Fractal Design Painter is a way-spiffy natural-media-imitating painting and drawing program. I just got a pressure sensitive tablet for my Macintosh, so Painter isn't frustrating me any more. Instead, it's delighting me. For some reason I've had a hard time relaxing enough to let myself paint with physical watercolors recently, even though I know how to use them just fine. (I thank the Danvers, Massachusetts, public school art program for that. I'm sure that it doesn't exist any more in this age of bombers-not-schools, but I'm happy it existed for me.)

Anyway.

I'm totally relaxed about digital media, for some reason. I just blop stuff onto the screen without any tension or fear that it's not going to come out right the first time. My friend Morrisa tells me that it's always scary to commit by putting ink or paint to paper. I guess digital media doesn't demand commitment: there's always an undo.

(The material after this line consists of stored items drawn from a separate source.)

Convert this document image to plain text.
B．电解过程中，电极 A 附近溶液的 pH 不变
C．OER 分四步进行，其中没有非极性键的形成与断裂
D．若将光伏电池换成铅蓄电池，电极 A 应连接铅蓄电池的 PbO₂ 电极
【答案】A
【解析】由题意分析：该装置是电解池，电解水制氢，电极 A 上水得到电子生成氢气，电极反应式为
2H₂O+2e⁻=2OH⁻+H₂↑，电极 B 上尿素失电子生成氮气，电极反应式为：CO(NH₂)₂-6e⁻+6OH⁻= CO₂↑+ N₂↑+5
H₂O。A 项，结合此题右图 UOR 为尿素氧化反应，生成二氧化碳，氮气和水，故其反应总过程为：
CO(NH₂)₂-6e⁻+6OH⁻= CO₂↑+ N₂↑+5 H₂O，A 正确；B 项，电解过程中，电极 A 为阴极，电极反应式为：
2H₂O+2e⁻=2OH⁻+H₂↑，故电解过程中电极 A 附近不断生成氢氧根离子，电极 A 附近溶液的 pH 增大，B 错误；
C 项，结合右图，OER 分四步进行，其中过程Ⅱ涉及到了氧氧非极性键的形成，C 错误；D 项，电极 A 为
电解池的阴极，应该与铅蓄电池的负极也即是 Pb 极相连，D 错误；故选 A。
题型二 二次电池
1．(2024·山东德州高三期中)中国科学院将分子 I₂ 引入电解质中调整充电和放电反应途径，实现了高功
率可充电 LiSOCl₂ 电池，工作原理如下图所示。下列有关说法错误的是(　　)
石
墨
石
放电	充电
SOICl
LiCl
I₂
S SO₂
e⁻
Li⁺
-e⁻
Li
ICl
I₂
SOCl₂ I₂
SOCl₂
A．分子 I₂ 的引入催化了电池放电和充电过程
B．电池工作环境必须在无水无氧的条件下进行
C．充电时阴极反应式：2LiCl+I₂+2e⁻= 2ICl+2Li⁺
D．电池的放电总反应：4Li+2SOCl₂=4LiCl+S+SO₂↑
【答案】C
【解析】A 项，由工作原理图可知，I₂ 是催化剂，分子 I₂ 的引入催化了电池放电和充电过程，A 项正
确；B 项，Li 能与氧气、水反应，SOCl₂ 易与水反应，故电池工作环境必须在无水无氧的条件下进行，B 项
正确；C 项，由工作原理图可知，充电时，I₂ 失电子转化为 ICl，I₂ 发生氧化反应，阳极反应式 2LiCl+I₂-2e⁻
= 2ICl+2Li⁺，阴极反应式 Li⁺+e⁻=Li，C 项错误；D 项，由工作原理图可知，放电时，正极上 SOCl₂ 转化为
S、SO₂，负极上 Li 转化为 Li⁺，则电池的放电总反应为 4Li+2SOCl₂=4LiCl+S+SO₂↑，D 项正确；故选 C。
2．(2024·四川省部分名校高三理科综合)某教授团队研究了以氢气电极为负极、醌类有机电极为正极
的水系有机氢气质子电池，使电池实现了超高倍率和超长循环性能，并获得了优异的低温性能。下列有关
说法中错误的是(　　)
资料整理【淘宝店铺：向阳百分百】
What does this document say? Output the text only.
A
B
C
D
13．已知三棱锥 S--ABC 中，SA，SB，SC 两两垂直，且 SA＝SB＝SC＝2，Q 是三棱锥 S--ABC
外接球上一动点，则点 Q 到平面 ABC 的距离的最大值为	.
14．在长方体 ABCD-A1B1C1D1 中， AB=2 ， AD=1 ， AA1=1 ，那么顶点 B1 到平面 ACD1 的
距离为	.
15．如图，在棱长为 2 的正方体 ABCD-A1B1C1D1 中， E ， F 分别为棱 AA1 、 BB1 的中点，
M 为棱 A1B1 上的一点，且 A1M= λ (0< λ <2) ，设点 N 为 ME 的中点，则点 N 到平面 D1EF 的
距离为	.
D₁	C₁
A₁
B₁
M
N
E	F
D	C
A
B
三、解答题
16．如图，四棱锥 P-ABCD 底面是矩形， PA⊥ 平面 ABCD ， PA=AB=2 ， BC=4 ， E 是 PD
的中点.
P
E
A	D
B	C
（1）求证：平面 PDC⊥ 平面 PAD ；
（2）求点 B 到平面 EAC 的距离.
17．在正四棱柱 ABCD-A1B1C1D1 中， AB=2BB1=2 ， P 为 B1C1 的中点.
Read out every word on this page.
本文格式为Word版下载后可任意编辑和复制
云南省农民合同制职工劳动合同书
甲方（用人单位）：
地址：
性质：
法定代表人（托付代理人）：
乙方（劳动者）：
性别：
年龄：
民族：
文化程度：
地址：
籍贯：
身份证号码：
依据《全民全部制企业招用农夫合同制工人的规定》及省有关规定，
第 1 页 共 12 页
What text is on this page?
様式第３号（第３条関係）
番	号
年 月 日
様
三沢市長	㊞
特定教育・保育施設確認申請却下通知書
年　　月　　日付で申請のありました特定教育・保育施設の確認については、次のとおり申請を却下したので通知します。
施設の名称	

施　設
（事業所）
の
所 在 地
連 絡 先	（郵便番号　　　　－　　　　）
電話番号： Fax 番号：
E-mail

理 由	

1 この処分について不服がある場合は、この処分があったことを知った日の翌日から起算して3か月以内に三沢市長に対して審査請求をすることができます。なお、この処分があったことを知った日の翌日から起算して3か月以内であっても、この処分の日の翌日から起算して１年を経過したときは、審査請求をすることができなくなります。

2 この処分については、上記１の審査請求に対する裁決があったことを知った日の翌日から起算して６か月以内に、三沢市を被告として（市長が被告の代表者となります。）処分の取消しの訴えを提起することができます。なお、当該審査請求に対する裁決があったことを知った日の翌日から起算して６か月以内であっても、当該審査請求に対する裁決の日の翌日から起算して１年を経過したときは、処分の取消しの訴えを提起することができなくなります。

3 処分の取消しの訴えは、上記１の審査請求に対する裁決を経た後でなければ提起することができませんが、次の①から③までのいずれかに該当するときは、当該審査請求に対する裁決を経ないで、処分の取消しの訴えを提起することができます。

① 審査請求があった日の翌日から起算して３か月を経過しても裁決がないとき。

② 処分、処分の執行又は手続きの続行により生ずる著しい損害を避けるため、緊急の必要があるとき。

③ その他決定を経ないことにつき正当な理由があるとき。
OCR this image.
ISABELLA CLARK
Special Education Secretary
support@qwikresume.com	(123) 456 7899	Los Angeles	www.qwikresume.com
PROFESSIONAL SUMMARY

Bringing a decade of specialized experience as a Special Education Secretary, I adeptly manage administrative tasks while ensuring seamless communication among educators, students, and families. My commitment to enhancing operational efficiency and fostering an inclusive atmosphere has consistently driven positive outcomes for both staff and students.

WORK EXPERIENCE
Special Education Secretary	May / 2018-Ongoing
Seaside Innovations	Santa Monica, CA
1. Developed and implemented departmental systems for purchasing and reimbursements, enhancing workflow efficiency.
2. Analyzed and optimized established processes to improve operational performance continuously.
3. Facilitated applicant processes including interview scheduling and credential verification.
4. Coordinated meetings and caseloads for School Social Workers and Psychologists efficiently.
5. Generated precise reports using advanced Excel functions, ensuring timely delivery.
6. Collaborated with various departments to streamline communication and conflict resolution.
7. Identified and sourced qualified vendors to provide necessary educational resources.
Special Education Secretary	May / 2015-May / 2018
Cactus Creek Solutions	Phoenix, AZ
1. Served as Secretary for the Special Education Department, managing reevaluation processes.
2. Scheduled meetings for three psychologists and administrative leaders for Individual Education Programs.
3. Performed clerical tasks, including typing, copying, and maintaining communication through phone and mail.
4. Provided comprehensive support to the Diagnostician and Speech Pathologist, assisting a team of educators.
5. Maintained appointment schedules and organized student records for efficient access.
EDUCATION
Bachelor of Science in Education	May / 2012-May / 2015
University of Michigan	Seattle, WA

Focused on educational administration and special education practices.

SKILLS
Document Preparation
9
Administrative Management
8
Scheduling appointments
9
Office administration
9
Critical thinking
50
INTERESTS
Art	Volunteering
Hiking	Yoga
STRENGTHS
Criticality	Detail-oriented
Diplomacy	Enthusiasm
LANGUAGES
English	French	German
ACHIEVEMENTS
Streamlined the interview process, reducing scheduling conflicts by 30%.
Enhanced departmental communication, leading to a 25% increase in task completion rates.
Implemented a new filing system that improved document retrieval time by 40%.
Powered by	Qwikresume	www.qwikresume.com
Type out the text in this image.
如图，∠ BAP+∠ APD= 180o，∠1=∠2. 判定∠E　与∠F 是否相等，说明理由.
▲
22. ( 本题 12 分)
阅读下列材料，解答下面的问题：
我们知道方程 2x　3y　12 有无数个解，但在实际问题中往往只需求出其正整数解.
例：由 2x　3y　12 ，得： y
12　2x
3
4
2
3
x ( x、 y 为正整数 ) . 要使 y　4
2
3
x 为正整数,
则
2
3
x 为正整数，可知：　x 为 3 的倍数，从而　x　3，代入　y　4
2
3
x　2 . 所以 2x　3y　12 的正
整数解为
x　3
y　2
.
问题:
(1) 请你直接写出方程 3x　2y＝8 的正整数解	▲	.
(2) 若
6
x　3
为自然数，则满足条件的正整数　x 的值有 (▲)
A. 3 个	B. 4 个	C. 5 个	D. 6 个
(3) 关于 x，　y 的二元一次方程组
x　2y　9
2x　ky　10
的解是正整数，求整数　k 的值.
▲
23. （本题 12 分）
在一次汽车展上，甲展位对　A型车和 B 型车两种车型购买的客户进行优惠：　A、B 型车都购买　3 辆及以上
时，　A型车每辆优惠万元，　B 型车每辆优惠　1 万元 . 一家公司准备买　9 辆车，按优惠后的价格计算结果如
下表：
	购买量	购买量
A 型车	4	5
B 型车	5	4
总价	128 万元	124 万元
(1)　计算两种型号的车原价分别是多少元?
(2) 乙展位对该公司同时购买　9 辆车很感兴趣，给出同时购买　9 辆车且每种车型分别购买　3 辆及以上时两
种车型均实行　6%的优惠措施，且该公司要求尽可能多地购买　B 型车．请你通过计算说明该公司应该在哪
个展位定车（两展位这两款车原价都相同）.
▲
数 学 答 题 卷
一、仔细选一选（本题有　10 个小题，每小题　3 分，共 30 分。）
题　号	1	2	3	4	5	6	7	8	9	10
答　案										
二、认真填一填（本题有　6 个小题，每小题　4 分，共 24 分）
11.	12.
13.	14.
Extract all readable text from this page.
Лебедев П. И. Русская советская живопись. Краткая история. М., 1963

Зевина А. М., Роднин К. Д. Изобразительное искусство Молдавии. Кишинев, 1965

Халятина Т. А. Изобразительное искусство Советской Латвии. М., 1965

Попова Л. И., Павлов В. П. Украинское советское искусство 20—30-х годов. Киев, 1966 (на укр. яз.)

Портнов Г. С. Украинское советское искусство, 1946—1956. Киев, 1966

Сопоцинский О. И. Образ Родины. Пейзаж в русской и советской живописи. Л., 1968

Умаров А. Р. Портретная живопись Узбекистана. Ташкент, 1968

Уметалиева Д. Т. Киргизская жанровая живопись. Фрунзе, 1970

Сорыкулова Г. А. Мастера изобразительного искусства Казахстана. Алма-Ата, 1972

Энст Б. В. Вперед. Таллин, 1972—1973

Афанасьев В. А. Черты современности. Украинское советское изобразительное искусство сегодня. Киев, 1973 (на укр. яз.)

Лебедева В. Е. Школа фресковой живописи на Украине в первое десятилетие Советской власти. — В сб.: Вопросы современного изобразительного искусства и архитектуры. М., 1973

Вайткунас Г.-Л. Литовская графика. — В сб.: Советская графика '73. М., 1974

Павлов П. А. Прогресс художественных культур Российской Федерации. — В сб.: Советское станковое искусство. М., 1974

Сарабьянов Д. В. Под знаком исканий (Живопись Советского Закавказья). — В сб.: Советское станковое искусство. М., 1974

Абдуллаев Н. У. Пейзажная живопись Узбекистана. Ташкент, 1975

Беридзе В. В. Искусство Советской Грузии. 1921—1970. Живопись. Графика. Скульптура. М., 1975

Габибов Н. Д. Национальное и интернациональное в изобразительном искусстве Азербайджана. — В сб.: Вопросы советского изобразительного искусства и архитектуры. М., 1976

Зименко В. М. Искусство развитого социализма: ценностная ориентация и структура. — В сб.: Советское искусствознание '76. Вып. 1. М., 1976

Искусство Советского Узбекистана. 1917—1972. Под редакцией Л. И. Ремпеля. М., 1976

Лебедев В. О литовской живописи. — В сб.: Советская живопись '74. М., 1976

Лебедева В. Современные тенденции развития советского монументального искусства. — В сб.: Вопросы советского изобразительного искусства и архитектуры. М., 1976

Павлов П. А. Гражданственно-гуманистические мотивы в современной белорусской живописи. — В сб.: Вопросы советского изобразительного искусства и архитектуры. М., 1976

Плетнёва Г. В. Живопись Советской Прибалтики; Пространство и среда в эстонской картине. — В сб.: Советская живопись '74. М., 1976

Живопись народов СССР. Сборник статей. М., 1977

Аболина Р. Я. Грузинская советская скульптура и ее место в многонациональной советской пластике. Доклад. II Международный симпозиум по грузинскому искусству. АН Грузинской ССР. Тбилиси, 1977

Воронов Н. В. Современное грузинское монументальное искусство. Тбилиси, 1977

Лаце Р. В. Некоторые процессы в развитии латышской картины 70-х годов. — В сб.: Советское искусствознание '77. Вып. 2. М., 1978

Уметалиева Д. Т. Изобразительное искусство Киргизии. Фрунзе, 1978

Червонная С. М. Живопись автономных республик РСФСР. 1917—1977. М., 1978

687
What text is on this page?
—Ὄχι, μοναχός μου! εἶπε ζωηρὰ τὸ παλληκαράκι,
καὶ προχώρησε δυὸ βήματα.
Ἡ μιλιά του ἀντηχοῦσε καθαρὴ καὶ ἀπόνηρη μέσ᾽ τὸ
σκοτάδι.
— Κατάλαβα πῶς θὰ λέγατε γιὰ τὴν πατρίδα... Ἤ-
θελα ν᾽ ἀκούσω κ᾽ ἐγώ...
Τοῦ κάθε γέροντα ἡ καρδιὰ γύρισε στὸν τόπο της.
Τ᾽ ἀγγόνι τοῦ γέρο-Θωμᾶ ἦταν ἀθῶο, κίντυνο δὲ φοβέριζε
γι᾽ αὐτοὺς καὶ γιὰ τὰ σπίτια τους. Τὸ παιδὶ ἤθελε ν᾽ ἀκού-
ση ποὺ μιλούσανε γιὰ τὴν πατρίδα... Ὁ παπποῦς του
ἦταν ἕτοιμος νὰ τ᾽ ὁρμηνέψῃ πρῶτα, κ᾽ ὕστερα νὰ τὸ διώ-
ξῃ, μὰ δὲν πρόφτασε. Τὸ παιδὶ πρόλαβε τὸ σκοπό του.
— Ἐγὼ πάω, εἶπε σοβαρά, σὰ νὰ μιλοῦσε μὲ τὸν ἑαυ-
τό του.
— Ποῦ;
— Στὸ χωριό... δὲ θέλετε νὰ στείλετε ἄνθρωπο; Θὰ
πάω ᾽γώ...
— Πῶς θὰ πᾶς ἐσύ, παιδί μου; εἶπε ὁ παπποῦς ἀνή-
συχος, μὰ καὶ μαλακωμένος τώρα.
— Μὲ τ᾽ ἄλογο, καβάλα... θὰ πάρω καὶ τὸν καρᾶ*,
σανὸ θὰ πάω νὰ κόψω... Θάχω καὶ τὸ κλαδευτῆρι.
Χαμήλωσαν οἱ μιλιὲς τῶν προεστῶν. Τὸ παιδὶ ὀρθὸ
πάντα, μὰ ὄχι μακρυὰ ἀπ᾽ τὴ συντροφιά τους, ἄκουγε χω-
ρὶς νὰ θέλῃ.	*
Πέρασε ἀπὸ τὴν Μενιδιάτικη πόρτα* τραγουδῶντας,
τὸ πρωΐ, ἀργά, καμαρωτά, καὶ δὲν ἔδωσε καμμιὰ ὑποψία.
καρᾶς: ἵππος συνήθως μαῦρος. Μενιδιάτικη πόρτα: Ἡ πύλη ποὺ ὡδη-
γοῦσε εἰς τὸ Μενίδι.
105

I've spewed pen-n-ink figures all over my web pages this week. I did them all with Painter. Tonight I did a sketch with a virtual 2B pencil, then used virtual watercolors on it. This is what I did:

sketch of boy painted boy

I'm not claiming this is the be-all and end-all of digital artwork. I am having some kind of strange revelation, though. I think I'm going to be doing something interesting with these tools. I think they're letting me do something I couldn't do before.

We'll see.


cartoonish sketch [68K] Okay! Here's some more stuff. Great? No. I'm working on technique. Later maybe I'll do something good. So the techniques I'm working on are about using digital tools to draw comic art and then colorizing it using various tools. I start with making line art in Painter, bring it into Photoshop to paint grayscale gradients on it, then use Photoshop to colorize it. The background is Painter watercolor work.
Here's another try, with the stages illustrated. This is a self portrait.
line art Here's the original line art, done in Painter with the pen & ink brush.
filled with grayscale gradients Here I've used Photoshop to paint in grayscale tones. I used the brush, airbrush, and smudge tools. I did this on a copy of the line art. The original line art is on a layer above the painted layer.
colorized Here I've used the Hue controls to colorize chunks of the sketch. The lasso tool is my friend.
finished art with background And now, a gratuitous background made with Terrazzo, lightened a bit.
I could have done the same thing by painting in Painter. It's harder to make masks in Painter than it is to make selections in Photoshop, though.
teddy bear [25K] A colored pencil sketch.
just exactly who I am [45K] Self-portrait with knife. Not entirely successful.